Cass studies Ramon, listening to him. Putting two and two together from all his trying to prepare something. She's not sure if she's going to put him off for doing this, but she's trying to show that it's okay with her. Picking Activating Evolution up again, she holds it out to him. She's got a smile and an eyebrow raised, inviting him to do the same thing that he did before with the book. Pick a page.

Ramon sighs, flips through the index, finds the one he wants, and sets it back down in front of her. There. Telepathy. He is such a deadpan fellow that it probably looks very strange when he raises one hand to his forehead, lifts his eyebrows, and wriggles his fingers around at her.

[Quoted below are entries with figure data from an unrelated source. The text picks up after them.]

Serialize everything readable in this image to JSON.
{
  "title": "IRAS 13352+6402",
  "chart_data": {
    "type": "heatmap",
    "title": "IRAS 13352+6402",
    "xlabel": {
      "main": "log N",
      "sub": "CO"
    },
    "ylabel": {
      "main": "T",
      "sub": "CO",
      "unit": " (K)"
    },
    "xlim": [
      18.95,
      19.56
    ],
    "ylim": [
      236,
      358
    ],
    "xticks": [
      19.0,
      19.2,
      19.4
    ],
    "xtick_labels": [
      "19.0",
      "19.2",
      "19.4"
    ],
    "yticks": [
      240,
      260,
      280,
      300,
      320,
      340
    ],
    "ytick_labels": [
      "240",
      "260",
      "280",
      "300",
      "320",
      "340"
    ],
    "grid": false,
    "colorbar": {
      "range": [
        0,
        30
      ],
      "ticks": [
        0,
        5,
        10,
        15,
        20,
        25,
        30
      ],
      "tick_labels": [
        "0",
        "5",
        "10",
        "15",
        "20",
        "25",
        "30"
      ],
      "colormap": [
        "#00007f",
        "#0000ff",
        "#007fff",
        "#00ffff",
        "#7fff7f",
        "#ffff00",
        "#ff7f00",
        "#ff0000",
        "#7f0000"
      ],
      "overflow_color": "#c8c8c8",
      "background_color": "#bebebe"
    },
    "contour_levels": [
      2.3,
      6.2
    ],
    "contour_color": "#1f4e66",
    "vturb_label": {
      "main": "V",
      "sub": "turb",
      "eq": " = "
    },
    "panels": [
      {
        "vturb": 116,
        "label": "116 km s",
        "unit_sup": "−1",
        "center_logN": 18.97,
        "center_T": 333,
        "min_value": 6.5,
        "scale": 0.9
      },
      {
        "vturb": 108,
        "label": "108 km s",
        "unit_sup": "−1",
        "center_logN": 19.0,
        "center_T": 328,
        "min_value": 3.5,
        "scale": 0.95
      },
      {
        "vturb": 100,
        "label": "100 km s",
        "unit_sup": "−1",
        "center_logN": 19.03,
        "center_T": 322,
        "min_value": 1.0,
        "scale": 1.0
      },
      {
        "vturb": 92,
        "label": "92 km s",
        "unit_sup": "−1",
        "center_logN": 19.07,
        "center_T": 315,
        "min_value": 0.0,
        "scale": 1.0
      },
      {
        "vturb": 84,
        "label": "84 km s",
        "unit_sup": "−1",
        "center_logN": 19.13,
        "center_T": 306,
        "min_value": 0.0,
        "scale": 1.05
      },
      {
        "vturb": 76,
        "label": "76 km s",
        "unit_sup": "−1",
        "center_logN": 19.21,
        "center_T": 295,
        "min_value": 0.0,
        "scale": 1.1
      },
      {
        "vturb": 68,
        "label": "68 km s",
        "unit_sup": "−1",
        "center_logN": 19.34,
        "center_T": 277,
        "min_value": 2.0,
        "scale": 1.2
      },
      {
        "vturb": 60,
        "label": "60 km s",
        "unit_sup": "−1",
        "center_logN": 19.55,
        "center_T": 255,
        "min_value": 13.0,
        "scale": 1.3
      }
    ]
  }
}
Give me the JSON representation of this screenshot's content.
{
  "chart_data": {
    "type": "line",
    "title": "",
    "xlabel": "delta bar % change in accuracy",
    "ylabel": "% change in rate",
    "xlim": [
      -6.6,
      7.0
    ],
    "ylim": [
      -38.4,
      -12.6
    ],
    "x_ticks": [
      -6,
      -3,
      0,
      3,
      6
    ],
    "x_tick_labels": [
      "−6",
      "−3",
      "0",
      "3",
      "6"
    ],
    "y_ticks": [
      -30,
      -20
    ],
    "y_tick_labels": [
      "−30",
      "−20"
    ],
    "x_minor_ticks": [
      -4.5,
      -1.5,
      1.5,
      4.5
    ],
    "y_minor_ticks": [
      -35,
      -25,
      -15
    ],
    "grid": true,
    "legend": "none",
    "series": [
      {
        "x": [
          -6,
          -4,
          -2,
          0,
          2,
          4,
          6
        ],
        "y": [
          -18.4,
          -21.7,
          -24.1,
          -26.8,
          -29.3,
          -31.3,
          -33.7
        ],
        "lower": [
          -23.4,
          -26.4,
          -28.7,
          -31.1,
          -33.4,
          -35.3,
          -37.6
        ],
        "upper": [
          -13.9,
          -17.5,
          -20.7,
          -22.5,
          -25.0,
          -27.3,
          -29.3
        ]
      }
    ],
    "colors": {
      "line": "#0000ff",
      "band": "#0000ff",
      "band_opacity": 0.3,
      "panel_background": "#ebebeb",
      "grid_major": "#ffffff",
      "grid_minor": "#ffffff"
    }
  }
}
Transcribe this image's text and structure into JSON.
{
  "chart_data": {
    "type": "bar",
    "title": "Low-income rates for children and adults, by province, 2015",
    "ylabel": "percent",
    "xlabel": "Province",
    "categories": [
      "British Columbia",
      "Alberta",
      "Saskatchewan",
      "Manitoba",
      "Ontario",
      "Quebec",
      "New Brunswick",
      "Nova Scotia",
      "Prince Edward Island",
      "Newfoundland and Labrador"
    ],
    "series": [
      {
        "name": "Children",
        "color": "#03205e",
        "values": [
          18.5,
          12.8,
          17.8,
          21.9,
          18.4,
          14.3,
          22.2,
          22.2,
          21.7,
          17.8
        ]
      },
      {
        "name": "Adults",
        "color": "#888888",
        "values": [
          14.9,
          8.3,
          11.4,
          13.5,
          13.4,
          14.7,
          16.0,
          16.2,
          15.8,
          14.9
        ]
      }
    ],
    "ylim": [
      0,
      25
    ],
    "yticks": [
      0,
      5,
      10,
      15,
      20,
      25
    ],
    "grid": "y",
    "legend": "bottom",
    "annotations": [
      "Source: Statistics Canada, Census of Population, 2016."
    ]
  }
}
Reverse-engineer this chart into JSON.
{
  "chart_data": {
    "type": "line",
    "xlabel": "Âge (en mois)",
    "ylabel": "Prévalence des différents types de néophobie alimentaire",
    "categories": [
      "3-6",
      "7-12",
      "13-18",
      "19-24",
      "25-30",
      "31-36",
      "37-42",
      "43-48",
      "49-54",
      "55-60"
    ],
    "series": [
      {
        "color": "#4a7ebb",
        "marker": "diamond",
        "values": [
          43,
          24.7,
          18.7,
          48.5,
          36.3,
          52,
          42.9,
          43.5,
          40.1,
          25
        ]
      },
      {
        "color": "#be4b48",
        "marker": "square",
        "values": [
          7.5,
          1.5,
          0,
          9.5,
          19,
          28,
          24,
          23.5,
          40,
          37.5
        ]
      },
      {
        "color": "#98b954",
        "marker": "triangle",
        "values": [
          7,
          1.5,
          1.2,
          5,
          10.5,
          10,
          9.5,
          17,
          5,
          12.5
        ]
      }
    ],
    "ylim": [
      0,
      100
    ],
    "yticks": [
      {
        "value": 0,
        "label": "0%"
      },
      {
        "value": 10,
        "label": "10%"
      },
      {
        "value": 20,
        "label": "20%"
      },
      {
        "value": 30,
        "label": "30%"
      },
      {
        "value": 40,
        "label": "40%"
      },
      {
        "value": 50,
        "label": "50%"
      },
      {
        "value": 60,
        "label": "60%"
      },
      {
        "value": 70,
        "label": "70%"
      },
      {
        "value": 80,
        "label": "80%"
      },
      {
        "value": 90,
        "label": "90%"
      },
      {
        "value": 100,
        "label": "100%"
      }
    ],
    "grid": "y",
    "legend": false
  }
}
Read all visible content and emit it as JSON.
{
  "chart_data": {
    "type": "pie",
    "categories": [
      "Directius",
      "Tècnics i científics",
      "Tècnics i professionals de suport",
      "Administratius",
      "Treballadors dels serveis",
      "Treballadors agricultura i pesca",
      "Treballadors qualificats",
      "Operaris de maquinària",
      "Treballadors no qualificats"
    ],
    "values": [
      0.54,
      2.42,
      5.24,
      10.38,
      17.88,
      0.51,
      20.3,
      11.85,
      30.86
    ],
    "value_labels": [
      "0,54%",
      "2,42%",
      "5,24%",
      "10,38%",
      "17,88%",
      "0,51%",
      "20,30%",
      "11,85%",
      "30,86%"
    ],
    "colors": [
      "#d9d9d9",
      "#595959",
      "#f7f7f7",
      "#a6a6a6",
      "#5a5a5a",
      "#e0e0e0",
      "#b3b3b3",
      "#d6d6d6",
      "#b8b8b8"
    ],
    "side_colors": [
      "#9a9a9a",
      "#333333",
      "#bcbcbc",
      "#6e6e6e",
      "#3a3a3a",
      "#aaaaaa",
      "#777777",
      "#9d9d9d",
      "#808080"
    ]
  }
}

Cass pulls the book closer so she can read what page he's picked. As soon as she's read the title page, her eyes widen and her head snaps up to stare at Ramon. Oh my God, he can read minds. Oh crap, did he just read that thought? Shaking her head from the whirling thoughts, she slowly schools her face back into a more normal expression. "Um, wow. Really? That's…well, that explains the Dummy book. Are you…can you read my thoughts now?"

"I try not to unless you shout them at me, as that would not be polite," Ramon says gruffly. "Sometimes people think a little too loud for me to drown it out, and I used to do it by accident, thinking I was simply hearing it out loud. I try to be a trustworthy person."

Cass nods, once decisively. "I trust you." It's just weird to know that someone can be inside your head. "Yeah. I…guess I can understand that. It's like eavesdropping. On a much more intense level."

"I want to make sure, when I talk to this Suresh man, that there's nothing in telepathy that could be a danger to anyone else," Ramon says. "If he knows. I don't want to wake up one morning finding out I let something slip I didn't know to hold back, and someone got hurt as a result." He stands up. "You are about to open your shop up and don't need a man in his pjs sitting here. And I have to be in to work. Thank you for calling me up here though."

Cass looks at the clock and all but jumps. It's getting really close, if not past the time she should be opening up. It's not like there's a huge crowd breaking down the door, but there are one or two people starting to wait outside in the cold. "Oh, right. Wow. Opening up the store time. Seems weird after the this." She smiles. "Well, I'm sure he'll know. He literally wrote the book on the subject. Thanks, though. For coming so quickly. I didn't mean to scare you."

"Concerned, chica, concerned," Ramon says, with a hint of a smirk playing over his features. Just a hint. "Big guys like me, we don't get /scared/." Now that's a crock of S***, but his smirk only indicates he knows it. He slips out the /back/ way, so the New Yorkers don't have to look at crazy PJ man. Then again they've probably seen stranger.